Glen Grothman, an obscure Republican House member from Wisconsin, was remarkably prescient in a prediction he made way back in April of 2016. Grothman predicted that Wisconsin's new voter ID law would finally put the state in play for a Republican presidential candidate. And, indeed, Grothman was correct as Donald Trump ended up winning the state by a mere 22,000 votes.
A new study out of Wisconsin estimates that between 9,000 and 23,000 voters in Wisconsin's two largest counties did not vote because of the state's restrictive voter ID law. Extrapolating the results statewide means that around 45,000 voters around the state were kept from voting by the new law. While it is impossible to know exactly who those disenfranchised voters would have voted for, prior studies of voter ID laws show that it abnormally restricts younger, newly registered, and minority voters, all of whom are normal Democratic constituents. It should also be noted that the approximately 45,000 voters who didn't vote because of the voter ID law is approximately 45,000 more than the number of instances of voter fraud that the state found that prompted the law in the first place. That voter fraud number was zero.
Wisconsin has been ground zero for the largely successful Republican efforts to maintain power by aggressive partisan gerrymandering and restricting the franchise for Democratic constituencies. The Republican tactics in the state have finally generated a Supreme Court case that challenges the partisan gerrymandering that manages to keep Democrats in the minority in the legislature despite winning the majority of the vote. For example, in the 2012 elections, Democrats won 53% of the vote across the state but ended up with just 40% of the seats in the Wisconsin Assembly.

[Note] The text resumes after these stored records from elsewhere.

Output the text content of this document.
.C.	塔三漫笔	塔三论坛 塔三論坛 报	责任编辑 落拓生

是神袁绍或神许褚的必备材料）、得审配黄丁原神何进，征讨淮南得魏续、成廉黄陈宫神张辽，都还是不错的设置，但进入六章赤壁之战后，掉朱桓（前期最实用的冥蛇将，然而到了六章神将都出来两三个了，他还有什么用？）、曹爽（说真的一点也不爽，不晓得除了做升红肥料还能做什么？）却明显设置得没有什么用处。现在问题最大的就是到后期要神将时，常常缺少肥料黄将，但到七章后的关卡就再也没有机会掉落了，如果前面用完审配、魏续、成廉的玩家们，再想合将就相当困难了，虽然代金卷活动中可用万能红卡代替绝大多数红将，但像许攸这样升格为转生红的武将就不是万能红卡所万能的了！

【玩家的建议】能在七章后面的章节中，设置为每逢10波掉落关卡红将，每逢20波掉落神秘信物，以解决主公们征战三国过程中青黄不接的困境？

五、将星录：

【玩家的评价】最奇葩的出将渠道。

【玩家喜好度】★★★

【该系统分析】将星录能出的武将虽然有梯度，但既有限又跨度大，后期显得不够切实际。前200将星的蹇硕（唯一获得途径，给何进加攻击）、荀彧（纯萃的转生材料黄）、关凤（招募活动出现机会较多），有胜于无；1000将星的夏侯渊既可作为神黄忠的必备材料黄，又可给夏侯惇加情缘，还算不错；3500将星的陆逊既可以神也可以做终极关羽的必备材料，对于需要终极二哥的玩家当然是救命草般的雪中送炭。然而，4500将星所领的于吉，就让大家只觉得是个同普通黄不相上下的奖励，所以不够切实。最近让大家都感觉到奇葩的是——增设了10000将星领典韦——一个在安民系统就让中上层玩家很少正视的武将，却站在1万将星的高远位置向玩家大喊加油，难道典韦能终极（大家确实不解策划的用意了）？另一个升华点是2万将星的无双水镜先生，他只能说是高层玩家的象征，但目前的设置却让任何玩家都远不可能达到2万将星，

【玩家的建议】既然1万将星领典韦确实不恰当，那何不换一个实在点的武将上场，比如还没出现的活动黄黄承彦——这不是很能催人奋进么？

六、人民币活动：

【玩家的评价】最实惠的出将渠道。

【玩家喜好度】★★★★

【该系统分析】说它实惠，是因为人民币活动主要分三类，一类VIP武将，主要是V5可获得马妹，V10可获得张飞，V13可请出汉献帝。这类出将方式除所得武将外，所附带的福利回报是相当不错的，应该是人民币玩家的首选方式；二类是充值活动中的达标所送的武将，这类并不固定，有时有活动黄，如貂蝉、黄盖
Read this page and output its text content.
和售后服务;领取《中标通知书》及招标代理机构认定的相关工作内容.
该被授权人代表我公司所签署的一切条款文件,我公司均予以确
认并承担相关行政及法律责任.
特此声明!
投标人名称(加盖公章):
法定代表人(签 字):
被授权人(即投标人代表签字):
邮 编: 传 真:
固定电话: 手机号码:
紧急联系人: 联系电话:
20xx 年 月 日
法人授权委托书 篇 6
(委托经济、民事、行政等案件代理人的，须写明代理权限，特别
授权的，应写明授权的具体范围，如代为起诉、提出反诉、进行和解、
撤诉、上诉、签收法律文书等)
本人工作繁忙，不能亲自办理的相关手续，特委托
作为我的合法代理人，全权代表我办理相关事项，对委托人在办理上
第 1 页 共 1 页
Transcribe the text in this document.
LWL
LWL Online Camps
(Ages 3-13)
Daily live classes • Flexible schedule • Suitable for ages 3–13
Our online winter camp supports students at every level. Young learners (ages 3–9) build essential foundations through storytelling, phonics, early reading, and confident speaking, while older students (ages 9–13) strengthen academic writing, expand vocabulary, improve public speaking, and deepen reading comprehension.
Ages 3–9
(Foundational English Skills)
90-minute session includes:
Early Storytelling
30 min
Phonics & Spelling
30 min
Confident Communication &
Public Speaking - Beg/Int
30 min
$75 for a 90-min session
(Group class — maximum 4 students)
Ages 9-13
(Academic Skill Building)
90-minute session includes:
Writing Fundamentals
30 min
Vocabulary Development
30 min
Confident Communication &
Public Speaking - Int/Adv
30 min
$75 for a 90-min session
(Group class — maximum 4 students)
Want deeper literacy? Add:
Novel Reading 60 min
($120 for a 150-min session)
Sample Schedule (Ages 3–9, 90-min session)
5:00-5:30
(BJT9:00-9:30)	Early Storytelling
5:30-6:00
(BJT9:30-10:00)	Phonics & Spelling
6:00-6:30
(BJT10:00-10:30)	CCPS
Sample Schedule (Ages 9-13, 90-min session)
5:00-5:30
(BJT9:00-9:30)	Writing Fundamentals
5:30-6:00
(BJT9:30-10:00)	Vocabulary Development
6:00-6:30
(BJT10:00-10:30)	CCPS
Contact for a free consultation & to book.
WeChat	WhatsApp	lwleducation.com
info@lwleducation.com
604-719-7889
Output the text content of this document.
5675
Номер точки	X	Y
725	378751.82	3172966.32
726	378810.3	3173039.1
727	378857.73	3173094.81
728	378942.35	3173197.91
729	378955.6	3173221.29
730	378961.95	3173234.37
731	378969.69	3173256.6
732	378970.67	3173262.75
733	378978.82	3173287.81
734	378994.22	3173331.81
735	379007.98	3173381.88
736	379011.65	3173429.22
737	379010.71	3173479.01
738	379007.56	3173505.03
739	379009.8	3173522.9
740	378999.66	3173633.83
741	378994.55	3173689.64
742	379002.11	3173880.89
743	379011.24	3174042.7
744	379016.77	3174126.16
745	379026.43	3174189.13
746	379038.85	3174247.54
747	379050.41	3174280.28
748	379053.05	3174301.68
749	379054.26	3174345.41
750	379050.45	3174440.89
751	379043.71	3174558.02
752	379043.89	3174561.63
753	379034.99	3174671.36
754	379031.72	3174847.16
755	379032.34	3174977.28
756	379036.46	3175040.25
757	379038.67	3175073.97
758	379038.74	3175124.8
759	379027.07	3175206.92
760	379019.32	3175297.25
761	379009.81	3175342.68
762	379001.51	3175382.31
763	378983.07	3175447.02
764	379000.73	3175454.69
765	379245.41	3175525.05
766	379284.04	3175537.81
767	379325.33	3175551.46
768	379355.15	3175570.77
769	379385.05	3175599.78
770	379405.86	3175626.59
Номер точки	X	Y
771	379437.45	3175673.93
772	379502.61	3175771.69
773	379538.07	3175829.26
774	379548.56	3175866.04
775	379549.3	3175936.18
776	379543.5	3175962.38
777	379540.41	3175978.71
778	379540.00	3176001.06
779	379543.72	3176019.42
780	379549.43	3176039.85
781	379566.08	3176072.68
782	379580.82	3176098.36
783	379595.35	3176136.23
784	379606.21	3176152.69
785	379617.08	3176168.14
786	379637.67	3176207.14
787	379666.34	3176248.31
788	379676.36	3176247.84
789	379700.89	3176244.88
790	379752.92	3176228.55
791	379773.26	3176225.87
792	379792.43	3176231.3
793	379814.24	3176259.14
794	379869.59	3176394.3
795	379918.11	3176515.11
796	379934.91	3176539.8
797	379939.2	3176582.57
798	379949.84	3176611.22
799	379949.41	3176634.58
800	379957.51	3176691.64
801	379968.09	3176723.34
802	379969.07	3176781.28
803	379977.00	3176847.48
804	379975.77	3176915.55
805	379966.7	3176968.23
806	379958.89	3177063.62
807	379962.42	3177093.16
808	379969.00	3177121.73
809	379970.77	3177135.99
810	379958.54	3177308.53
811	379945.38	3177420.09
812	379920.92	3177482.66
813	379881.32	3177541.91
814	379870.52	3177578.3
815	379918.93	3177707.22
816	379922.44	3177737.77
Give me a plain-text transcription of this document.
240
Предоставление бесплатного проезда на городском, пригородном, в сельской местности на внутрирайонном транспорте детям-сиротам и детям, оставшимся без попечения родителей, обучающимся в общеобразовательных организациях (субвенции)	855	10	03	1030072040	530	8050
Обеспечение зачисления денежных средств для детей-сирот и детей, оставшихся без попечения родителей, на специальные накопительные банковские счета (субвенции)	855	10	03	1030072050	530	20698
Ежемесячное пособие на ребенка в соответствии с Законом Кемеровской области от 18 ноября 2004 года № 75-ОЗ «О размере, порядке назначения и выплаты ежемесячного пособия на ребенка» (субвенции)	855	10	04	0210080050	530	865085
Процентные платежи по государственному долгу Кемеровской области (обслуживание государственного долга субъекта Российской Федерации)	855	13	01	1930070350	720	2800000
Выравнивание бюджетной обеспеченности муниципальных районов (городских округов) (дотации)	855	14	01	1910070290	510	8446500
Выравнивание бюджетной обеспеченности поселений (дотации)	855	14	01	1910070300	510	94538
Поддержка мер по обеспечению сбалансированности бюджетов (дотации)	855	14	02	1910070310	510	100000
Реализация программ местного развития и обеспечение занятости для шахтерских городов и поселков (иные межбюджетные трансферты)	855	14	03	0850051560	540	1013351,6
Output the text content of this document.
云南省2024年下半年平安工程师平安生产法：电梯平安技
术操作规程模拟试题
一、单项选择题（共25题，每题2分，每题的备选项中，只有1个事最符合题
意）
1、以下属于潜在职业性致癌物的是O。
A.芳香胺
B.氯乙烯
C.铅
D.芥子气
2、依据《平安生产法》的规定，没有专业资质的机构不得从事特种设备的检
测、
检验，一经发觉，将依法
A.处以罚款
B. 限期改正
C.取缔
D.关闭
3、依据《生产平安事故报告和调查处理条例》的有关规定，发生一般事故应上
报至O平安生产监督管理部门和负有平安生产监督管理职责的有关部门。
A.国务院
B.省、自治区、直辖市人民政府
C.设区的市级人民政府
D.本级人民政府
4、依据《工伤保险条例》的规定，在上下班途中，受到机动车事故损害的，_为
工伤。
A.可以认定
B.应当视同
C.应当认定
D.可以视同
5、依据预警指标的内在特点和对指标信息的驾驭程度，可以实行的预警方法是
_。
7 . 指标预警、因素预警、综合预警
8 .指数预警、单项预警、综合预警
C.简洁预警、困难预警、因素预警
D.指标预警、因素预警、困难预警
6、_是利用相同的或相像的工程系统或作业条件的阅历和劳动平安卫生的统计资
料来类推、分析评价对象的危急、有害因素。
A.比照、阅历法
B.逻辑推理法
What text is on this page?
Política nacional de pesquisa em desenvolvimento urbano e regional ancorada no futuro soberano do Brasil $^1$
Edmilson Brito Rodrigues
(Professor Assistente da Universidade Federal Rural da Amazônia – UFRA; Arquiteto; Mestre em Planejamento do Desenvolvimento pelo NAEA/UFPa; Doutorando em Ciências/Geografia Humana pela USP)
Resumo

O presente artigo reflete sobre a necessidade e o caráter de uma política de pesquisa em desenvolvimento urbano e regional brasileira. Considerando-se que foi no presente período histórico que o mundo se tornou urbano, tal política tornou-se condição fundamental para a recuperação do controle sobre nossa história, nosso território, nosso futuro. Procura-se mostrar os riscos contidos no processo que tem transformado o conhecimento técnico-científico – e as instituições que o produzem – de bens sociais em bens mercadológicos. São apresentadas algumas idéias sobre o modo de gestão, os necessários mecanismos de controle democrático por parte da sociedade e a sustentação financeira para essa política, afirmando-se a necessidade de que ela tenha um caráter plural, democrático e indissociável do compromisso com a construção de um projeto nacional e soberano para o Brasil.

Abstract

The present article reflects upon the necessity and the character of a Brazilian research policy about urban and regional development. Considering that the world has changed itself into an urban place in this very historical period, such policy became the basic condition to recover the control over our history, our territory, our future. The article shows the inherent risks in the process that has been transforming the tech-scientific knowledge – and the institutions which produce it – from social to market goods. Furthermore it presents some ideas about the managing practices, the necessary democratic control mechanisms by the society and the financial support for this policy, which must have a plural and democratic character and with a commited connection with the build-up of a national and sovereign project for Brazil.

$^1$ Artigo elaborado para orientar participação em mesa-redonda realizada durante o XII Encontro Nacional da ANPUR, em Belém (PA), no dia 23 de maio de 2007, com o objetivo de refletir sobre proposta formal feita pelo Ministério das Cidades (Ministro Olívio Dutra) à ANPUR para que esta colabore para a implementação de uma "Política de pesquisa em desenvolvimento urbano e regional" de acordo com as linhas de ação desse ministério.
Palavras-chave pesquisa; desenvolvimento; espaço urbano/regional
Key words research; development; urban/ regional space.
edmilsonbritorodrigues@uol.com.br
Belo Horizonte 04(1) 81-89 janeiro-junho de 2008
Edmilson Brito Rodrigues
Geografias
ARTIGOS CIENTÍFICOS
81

In her outstanding debut op-ed piece in the NY Times today, Michelle Goldberg highlights the fact that our current electoral system, enshrined in the Constitution, has empowered "the tyranny of the minority". This is not just the Constitutional protections for the minority party in government, but rather our electoral system has allowed the minority to actually end up as the majority. In the 2016 election, Hillary Clinton won 3 million more votes than Donald Trump but did not become President. Democrats won over 50% of the votes for the House of Representatives but Republicans ended up with over 55% of the seats.
As one constitutional scholar notes, "Given contemporary demography, a little bit less than 50 percent of the country lives in 40 of the 50 states. Roughly half the country gets 80 percent of the votes in the Senate, and the other half of the country gets 20 percent." It is now estimated that even an eight point preference for Democrats in the 2018 election may still not be enough to overcome partisan gerrymandering and retake the House. And it is not going to get any better anytime soon. Sherrod Brown warns that Democrats could win the popular vote by 5 million and still lose the Presidency in the Electoral College. It is estimated that, by 2040, just 30% of the population would live in 35 states, meaning that 30% would have a veto and filibuster-proof margin in the US Senate over 70% of the population.
Goldberg's solutions, the National Popular Vote Interstate Compact that awards a state's electoral votes to the popular vote winner and the Fair Representation Act that would eliminate current House districts and replace them with larger districts with multiple representatives, allowing for more diverse views and third party representation, do not appear to enacted any time soon. Small states will surely not be interested in abandoning the Constitution's small state bias. And neither effort would do anything about the radical gerrymandering that keep state legislatures under GOP control.
Goldberg hints at the danger this situation presents to the stability of our democracy, citing a poll that shows a third of California residents actually favor secession. Should that happen, you can be sure other large Democratic states would also follow suit. That would probably be the most peaceful solution but it is hard not to see that other disenfranchised and under-represented voters might choose a more violent path.
To let Goldberg summarize, "Our Constitution has always had a small-state bias, but the effects have become more pronounced as the population discrepancy between the smallest states and the largest states has grown...But America is now two countries, eyeing each other across a chasm of distrust and contempt. One is urban, diverse and outward-looking. This is the America that’s growing. The other is white, provincial and culturally revanchist. This is the America that’s in charge." Under our present electoral system, it is hard to see how this house will still stand.